Ultimately, most sides seem to accept the current system is broken. The €45,000 NCPE threshold, for example, effectively rules out all modern biologic therapies as well as drugs targeting rare diseases. And that is before we get to the next generation of gene therapies.

Bottom line

The bottom line is that drugs are getting stuck in the system. Some are simply not worth the asking price but the suspicion is that most linger until sufficient money can be found to move them on.

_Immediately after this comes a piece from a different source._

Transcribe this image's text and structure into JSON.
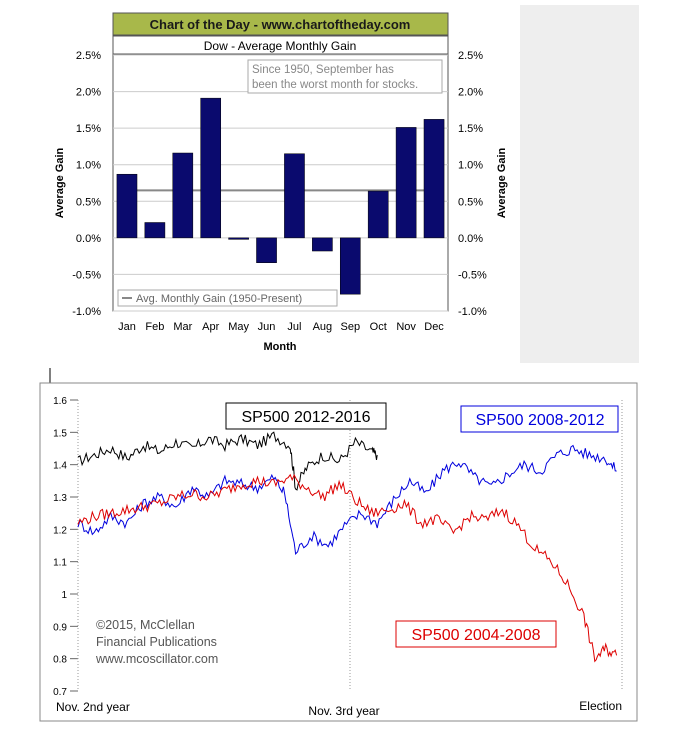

If there is one lesson from the high profile drug campaigns of recent years that we mentioned at the outset, it is that, in Ireland, public pressure is key to approval. And that is one key factor that sets the Republic apart from other countries.

It is traceable to the peculiar (by international standards) nature of our politics. "Our political system is, by design, highly responsive to well co-ordinated, emotionally resonant messages," says health economist Prof Stephen Kinsella, a columnist with the Sunday Business Post. And it's not just in the case of medicines, he notes, pointing to other areas such as nurses' pay where similar campaigns have delivered results.

“Lobbying Government to increase spending for their issue is far more effective in deeply representative systems [like Ireland’s],” he says.

Reimbursed

As one drug industry source said: “In the UK, if [the National Institute for Health and Care Excellence] says no, that’s it, no. Go away, we don’t want to see you again on this issue. In Ireland, no is generally just the start of the conversation. Most of what they deem non-cost effective is generally reimbursed in the end.”

The court of public opinion is generally the final arbiter of budget priorities. For the patients, like those suffering from SMA and their families, the message seems to be to battle on.